La douleur c'était quelque chose. Je commençais à la connaître, à l'apprivoiser. Mais lorsqu'elle s'alliait à une fatigue virulente, pesante comme si mes épaules s'étaient chargées de plomb et que mes jambes tremblantes peinaient à se relever à chaque foulée, elle perforait ce qu'il me restait de courage. 

La nuit avait voilé le versant de la montage et ses dénivelés sinueux que nous suivions depuis un moment. Nous marchions depuis l'aube et la pause du déjeuné n'avait duré que quelques ridicules minutes. La roche défilait comme le temps s'étirait. Sans fin.

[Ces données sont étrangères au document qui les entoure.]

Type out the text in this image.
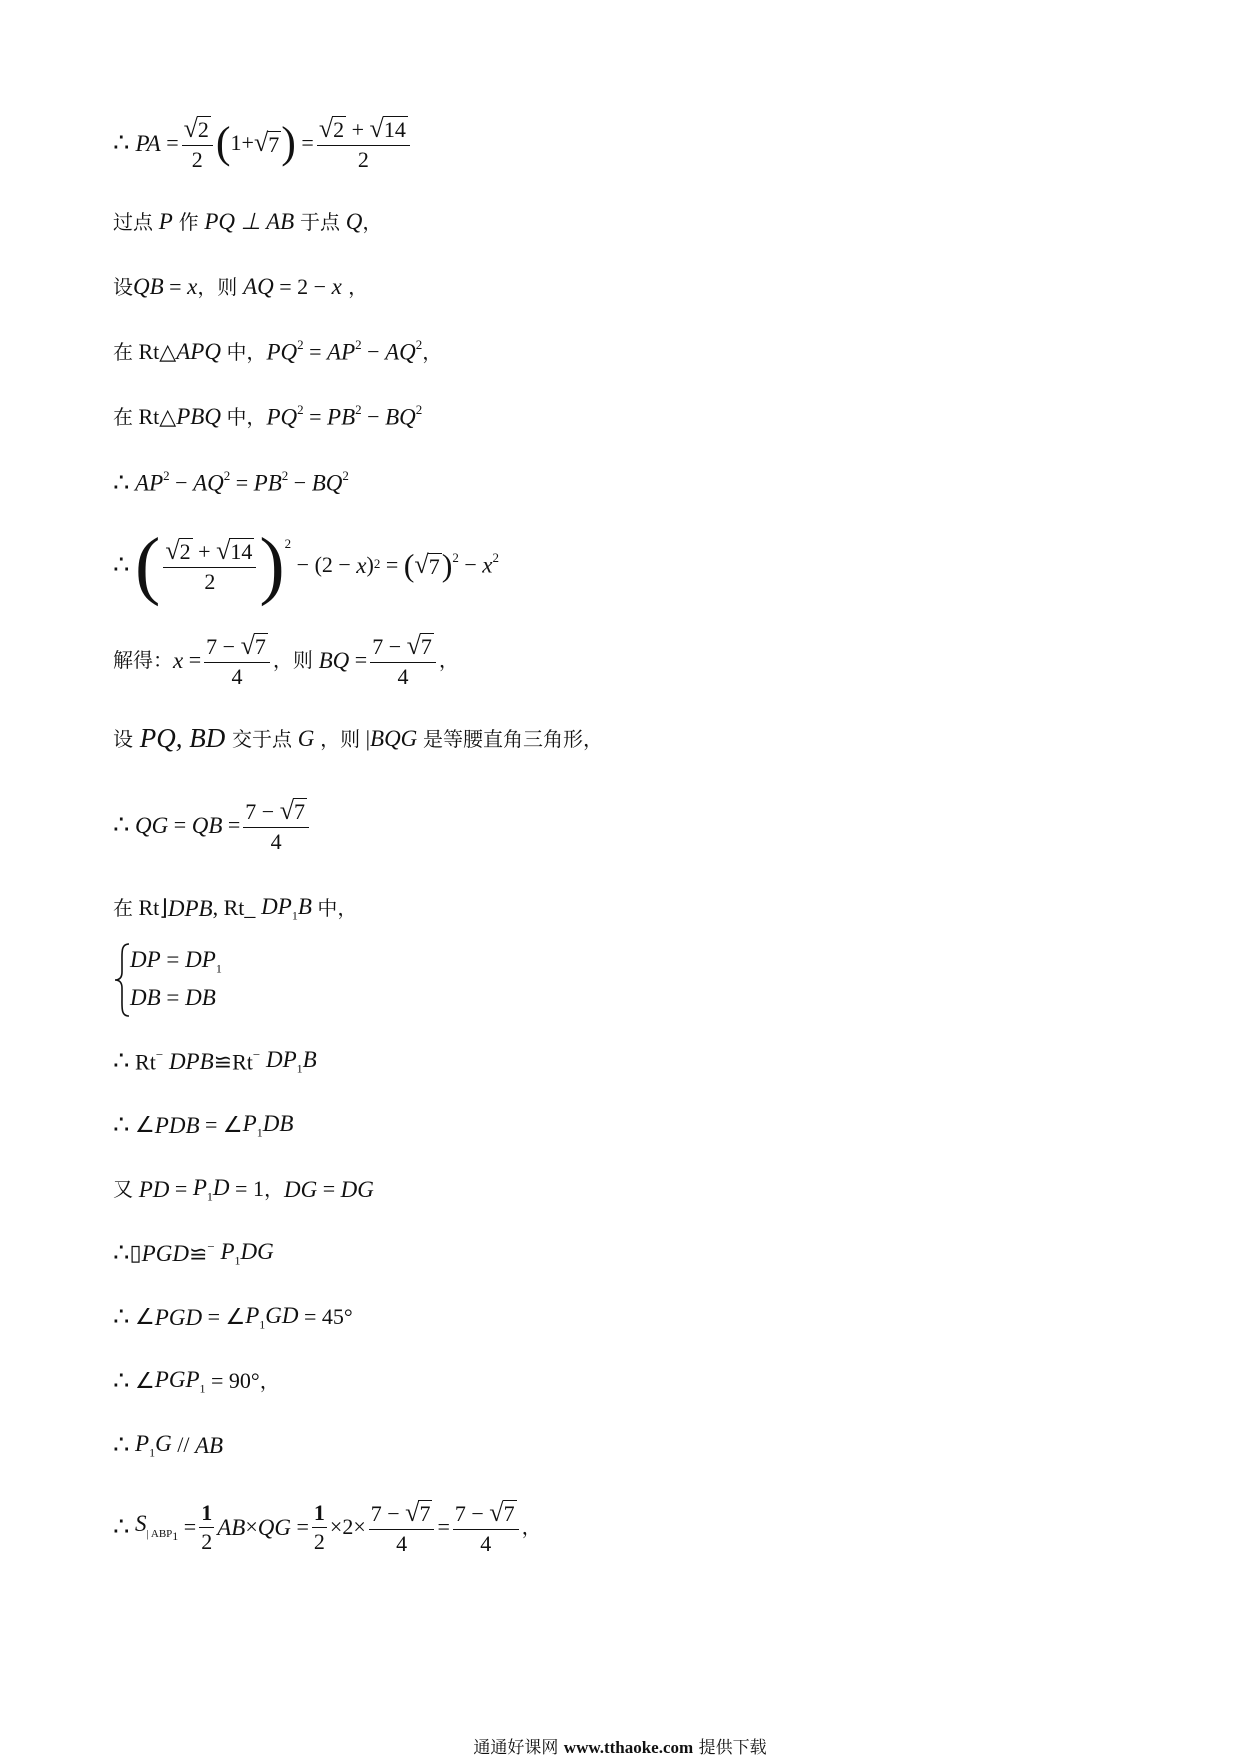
∴ PA
= $\frac{√ 2}{2}$ ( 1+ √ 7 )
= $\frac{√ 2 + √ 14}{2}$
过点 P 作 PQ ⊥ AB 于点 Q ，
设 QB = x ，则 AQ = 2 − x ，
在 Rt△ APQ
中， $PQ^2 = AP^2 - AQ^2$ ，
在 Rt△ PBQ
中， $PQ^2 = PB^2 - BQ^2$
∴
$AP^2 - AQ^2 = PB^2 - BQ^2$
∴
( $\frac{√ 2 + √ 14}{2} )^2$
− (2 − x )$^2$ = ( √ 7 )$^2 - x^2$
解得： $x = \frac{7 - √ 7}{4}$ ，则 BQ = $\frac{7 - √ 7}{4}$ ，
设 PQ, BD 交于点 G ，则 | BQG 是等腰直角三角形，
∴
QG = QB = $\frac{7 - √ 7}{4}$
在 Rt⌋ DPB , Rt_ $DP_1B$
中，
DP = $DP_1$
DB = DB
∴
Rt− DPB ≌Rt− $DP_1B$
∴
∠ PDB = ∠ $P_1DB$
又 PD = $P_1D = 1$ ， DG = DG
∴ ▯ PGD ≌− $P_1DG$
∴
∠ PGD = ∠ $P_1GD = 45^\circ$
∴
∠ $PGP_1 = 90^\circ$ ，
∴
$P_1G$ // AB
∴
$S_{| ABP_1} = \frac{1}{2}$ AB × QG = $\frac{1}{2} \times 2\times \frac{7 - √ 7}{4} = \frac{7 - √ 7}{4}$ ，
通通好课网 www.tthaoke.com 提供下载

J'avançais en queue de cortège pourtant, dans le sillon du groupe silencieux, lui aussi terrassé par l'effort intense et continu. 

Les reines de Daigo en main, je ralentissais dangereusement au milieu de notre ascension de l'escarpement. Chaque pas menaçait d'être le dernier depuis bien trop longtemps. A cet instant, la douleur sous ma voûte plantaire me fit céder. Je m'arrêtai, à bout de souffle, à bout de force. A bout de tout.

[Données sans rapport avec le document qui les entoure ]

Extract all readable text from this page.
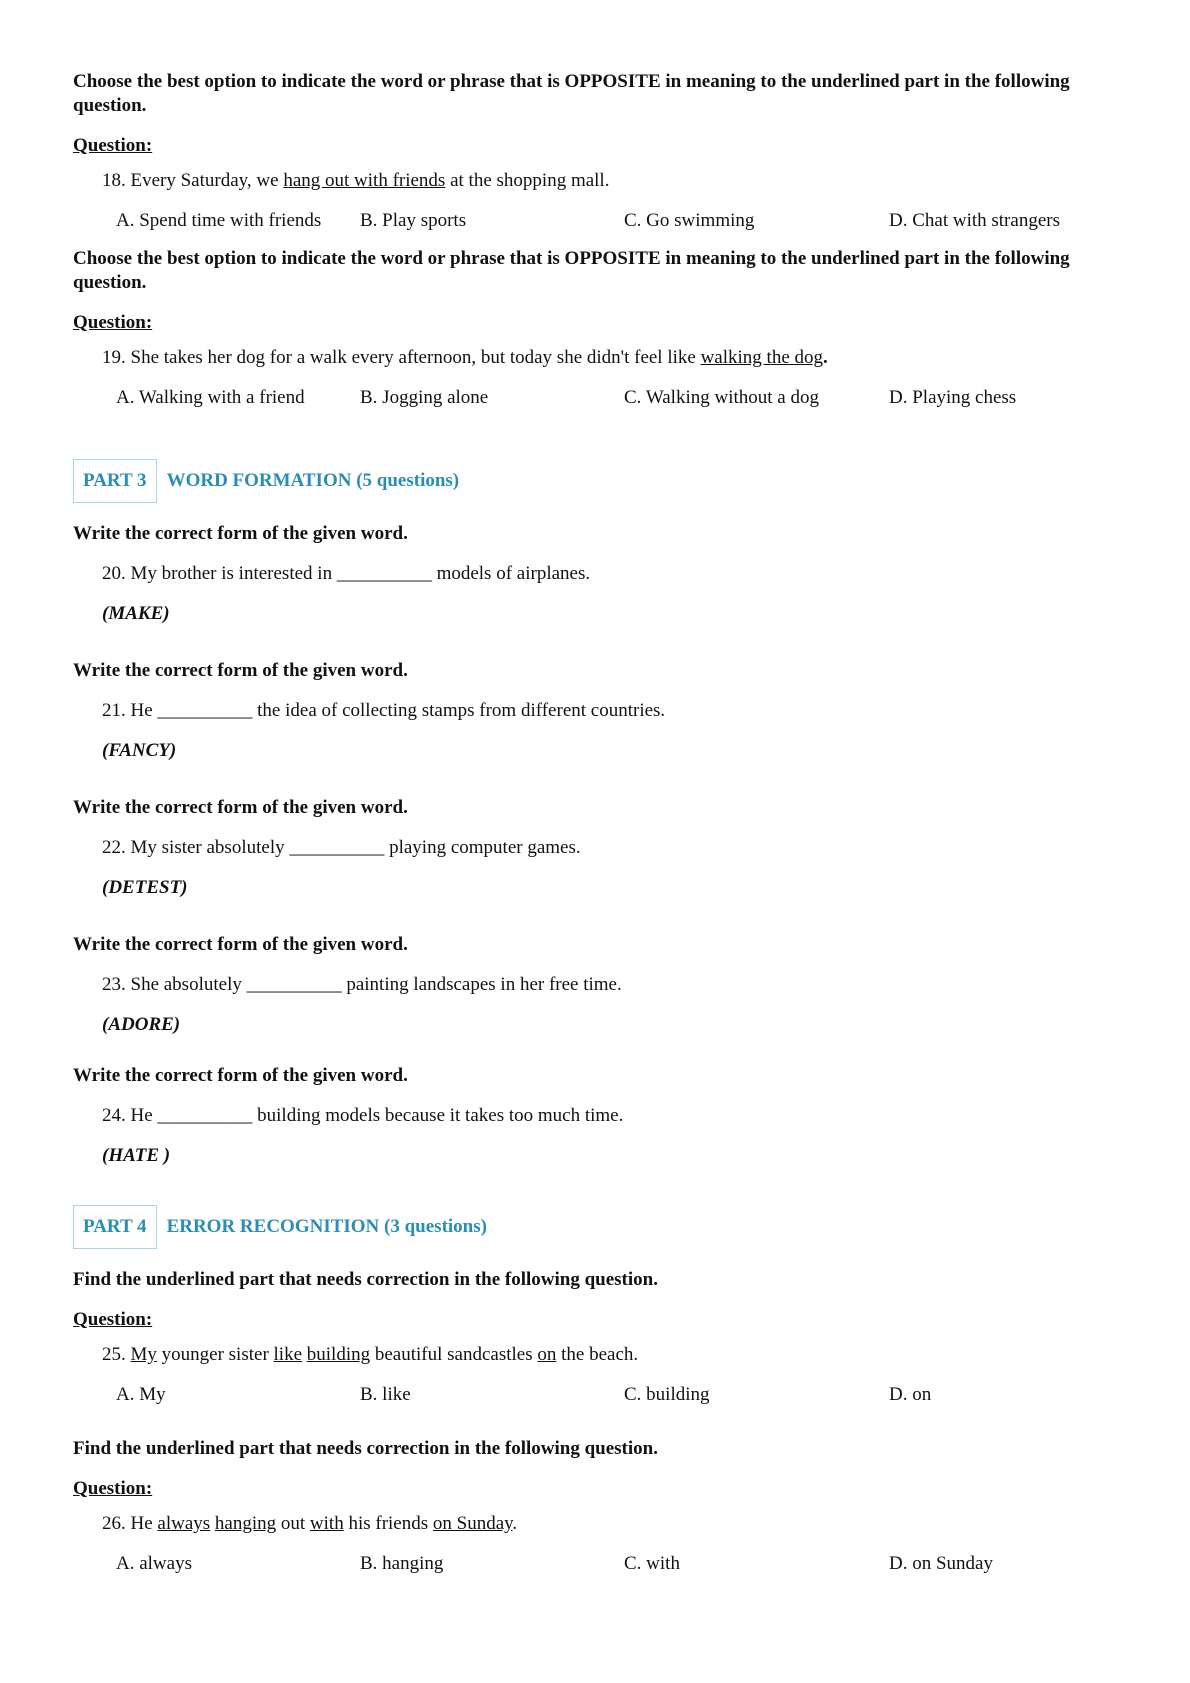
Choose the best option to indicate the word or phrase that is OPPOSITE in meaning to the underlined part in the following question.

Question:

18. Every Saturday, we hang out with friends at the shopping mall.

A. Spend time with friends B. Play sports	C. Go swimming	D. Chat with strangers

Choose the best option to indicate the word or phrase that is OPPOSITE in meaning to the underlined part in the following question.

Question:

19. She takes her dog for a walk every afternoon, but today she didn't feel like walking the dog.

A. Walking with a friend	B. Jogging alone	C. Walking without a dog	D. Playing chess
PART 3	WORD FORMATION (5 questions)

Write the correct form of the given word.

20. My brother is interested in __________ models of airplanes.

(MAKE)

Write the correct form of the given word.

21. He __________ the idea of collecting stamps from different countries.

(FANCY)

Write the correct form of the given word.

22. My sister absolutely __________ playing computer games.

(DETEST)

Write the correct form of the given word.

23. She absolutely __________ painting landscapes in her free time.

(ADORE)

Write the correct form of the given word.

24. He __________ building models because it takes too much time.

(HATE )

PART 4	ERROR RECOGNITION (3 questions)

Find the underlined part that needs correction in the following question.

Question:

25. My younger sister like building beautiful sandcastles on the beach.

A. My	B. like	C. building	D. on

Find the underlined part that needs correction in the following question.

Question:

26. He always hanging out with his friends on Sunday.

A. always	B. hanging	C. with	D. on Sunday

« Tu veux que je te porte ? gloussa Kayn qui s'était retourné vers moi. Je peux te sangler les jambes au creux de mes reins, viens voir... »

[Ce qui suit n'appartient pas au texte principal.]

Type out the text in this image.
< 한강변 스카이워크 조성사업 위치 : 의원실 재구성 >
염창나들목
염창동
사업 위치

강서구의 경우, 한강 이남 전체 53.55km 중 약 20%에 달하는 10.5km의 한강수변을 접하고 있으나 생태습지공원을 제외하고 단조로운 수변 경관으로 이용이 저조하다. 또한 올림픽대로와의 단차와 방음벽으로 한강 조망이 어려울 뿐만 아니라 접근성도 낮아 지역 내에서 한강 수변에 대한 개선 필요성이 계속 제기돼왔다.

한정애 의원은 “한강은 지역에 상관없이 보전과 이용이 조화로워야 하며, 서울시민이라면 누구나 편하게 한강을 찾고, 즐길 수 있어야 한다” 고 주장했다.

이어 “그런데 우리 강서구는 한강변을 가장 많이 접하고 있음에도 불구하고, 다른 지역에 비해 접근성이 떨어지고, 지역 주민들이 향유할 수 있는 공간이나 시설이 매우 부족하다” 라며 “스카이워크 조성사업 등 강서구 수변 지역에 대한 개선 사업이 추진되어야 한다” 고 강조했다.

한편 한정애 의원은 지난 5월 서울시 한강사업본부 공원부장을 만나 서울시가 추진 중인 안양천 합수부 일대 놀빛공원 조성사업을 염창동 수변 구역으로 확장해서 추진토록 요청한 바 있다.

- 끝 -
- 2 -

Je relevai la tête vers lui. S'il était éreinté, sa posture fière en dissimulait toute trace, le torse à l'air bombé comme s'il partait à la conquête du monde. Un sourire en coin, il fit quelques pas vers moi, si bien assurés que je le vis en cet instant comme un monstre de résistance. Un monstre outrageant d'élégance en ces circonstances. 

Il saisit les reines de ma monture :

« Allez, file-moi ça ! »

Par reflexe ou par principe, je secouai la tête pour désapprouver cette faveur et tendis la main pour reprendre mon fardeau. Il la repoussa sèchement.

« Oublie.

— Les consignes... de Maître Zed... bredouillai-je entre deux respirations chaotiques.

— T'en fais pas pour ça, vas ! T'as les atouts pour passer outre.

— Je te demande pardon ?

— ...

— Je veux respecter les règles... comme tout le monde ! Et je ne vois pas... de quels atouts tu ...

— Ben tiens ! Ne mens pas à ton camarade ! Je suis pas stupide !

— J'ai jamais pensé ça... »

Il savait. Forcément. Quand l'avait-il compris ? Et comment ? J'étais prise au dépourvu, il n'en avait jusqu'ici rien laissé paraître.

« Hirose ? Secoue-toi ! s'irrita Kayn qui avait repris sa marche. Le groupe avance, ne le ralentis pas ! »

La douleur me brisait les orteils, les jambes, les genoux, muscles, tendons, tout y passait. Mes forces s'évaporaient et mes poumons réclamaient bien plus d'air qu'il ne m'était permis d'en avaler. 

« Avance bordel ! »

La voix de Kayn remis mon corps en mouvement. Mécanique. Un pas. Après. L'autre. L'agonie dans la chair, je tentais d'oublier la réalité de mon état, les yeux rivés sur Kayn, j'enviais sa force, sa solidité et la facilité arrogante avec laquelle il déambulait. Ma vision se troubla. Kayn se stoppa net pour me toiser avec dédain. Je m'étais immobilisée et je venais tout juste de m'en apercevoir.

« T'es pas un cadeau... soupira-t-il. »

Il me saisit brusquement par les hanches et me hissa sur Daigo en pestant :

« Petite nature... »

Je n'eus ni la force de lui répondre ni celle de le remercier. Cette scène me vaudrait d'éternelles railleries. Mais j'avais définitivement atteint mes limites. Je vacillai. Ma tête plongea sur la crinière du cheval, douce et confortable, je me laissai bercer par son allure régulière. Surtout... ne pas... fermer... les... yeux.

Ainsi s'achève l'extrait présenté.